Businesses hate to lose customers, there’s no question of that. We hate to lose customers, there’s also no question of that. When a client tells us that they will be closing their account with us for one reason or another — it happens! — we’ll ask if there is anything we can do to keep their business. More often than not we’ll learn (often to our surprise) that the client is actually closing shop, and they’re not moving to another hosting provider — which is a bit of a relief (to us) in that we know they’re not leaving because of something we did, or something we didn’t do.
Sometimes, of course, the client is actually moving to a new hosting provider. As we’ve stated before, we do say that we’re sorry to see them go — and we mean it — and we ask if there’s anything we can do to keep their business, but if they’re committed then we back off. Importantly, we also don’t do anything to impede their progress into the sunset. In our opinion, that would be unprofessional, and we’d then deserve to lose that business.
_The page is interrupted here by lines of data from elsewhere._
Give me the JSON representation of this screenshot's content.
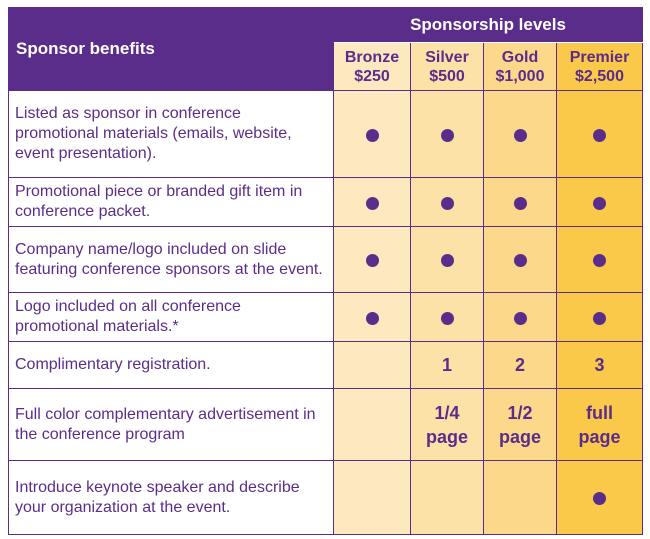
{
  "header": {
    "levels_title": "Sponsorship levels",
    "benefits_title": "Sponsor benefits"
  },
  "levels": [
    {
      "name": "Bronze",
      "price": "$250"
    },
    {
      "name": "Silver",
      "price": "$500"
    },
    {
      "name": "Gold",
      "price": "$1,000"
    },
    {
      "name": "Premier",
      "price": "$2,500"
    }
  ],
  "rows": [
    {
      "benefit": "Listed as sponsor in conference promotional materials (emails, website, event presentation).",
      "cells": [
        "dot",
        "dot",
        "dot",
        "dot"
      ]
    },
    {
      "benefit": "Promotional piece or branded gift item in conference packet.",
      "cells": [
        "dot",
        "dot",
        "dot",
        "dot"
      ]
    },
    {
      "benefit": "Company name/logo included on slide featuring conference sponsors at the event.",
      "cells": [
        "dot",
        "dot",
        "dot",
        "dot"
      ]
    },
    {
      "benefit": "Logo included on all conference promotional materials.*",
      "cells": [
        "dot",
        "dot",
        "dot",
        "dot"
      ]
    },
    {
      "benefit": "Complimentary registration.",
      "cells": [
        "",
        "1",
        "2",
        "3"
      ]
    },
    {
      "benefit": "Full color complementary advertisement in the conference program",
      "cells": [
        "",
        "1/4 page",
        "1/2 page",
        "full page"
      ]
    },
    {
      "benefit": "Introduce keynote speaker and describe your organization at the event.",
      "cells": [
        "",
        "",
        "",
        "dot"
      ]
    }
  ],
  "colors": {
    "purple": "#5b2d8a",
    "bronze": "#fde9c0",
    "silver": "#fde2a8",
    "gold": "#fcd88a",
    "premier": "#fbc94a"
  },
  "icons": {
    "included": "filled-circle-icon"
  }
}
And given the number of clients that end up returning to us months or a year or two later, we’d be idiots to burn that bridge.
So it was interesting to learn today that Network Solutions (owned by Web.com) has apparently (at some point) implemented a three day waiting period if you ask for the “auth code” for a domain registered through them. (The authorisation code is required to effect a domain transfer from one registrar to another.) Now, it is our assertion that every domain name owner should ask for and make a note of the auth code for their domain as soon as it’s registered, and should also change it (if permitted by the registry) after a registrar transfer. (There is a long history of domain owners being caught flat-footed in times of crisis without this information.) But most of our incoming clients have not done that, and so now this client is being held hostage by Network Solutions for three days, waiting for the information — information they already own — that they need to effect the transfer they want to make. Network Solutions give the following reason, after a couple of screens of FUD-generating warnings of imminent Armageddon that are clearly designed to scare the domain owner into not obtaining the information to which they are entitled:
Your request for an Auth Code has been received and your information will be validated to ensure the security of your account. If your request is approved, you will receive your Auth Code by email in 3 days.
To cancel this request, please call one of our Customer Service Representatives at 1-800-779-4903.
Now, it’s all well and good that Network Solutions claims (or hides behind) the excuse of “[ensuring] the security of your account” (which is not surprising, considering they were responsible for one of the biggest screw ups in domain history when they allowed the fraudulent registrant transfer of a domain registered with them back when they held the monopoly on gTLD registrations), but this is clearly a delaying tactic to give the customer time to lose the will to transfer because now it’s just too much of a problem, too much effort, too complicated, too time-consuming … or whatever negative feeling develops in the mind of the domain owner as he or she spends three days mulling over (and perhaps having nightmares about) the things they read in the two screens of dire warnings before finally screwing up the courage to click the “yes, I really do want my auth code” button.
Shame on you, Network Solutions, for impeding the progress of this customer who has decided — as they’re free to do — to move their business to a competitor. But this is not surprising of a company that has a longer list of “controversies” listed in their Wikipedia article than most companies, along with those of their former parent company Verisign. They both also appear prominently in the “Domain name scams” article, as well as here on our own blog.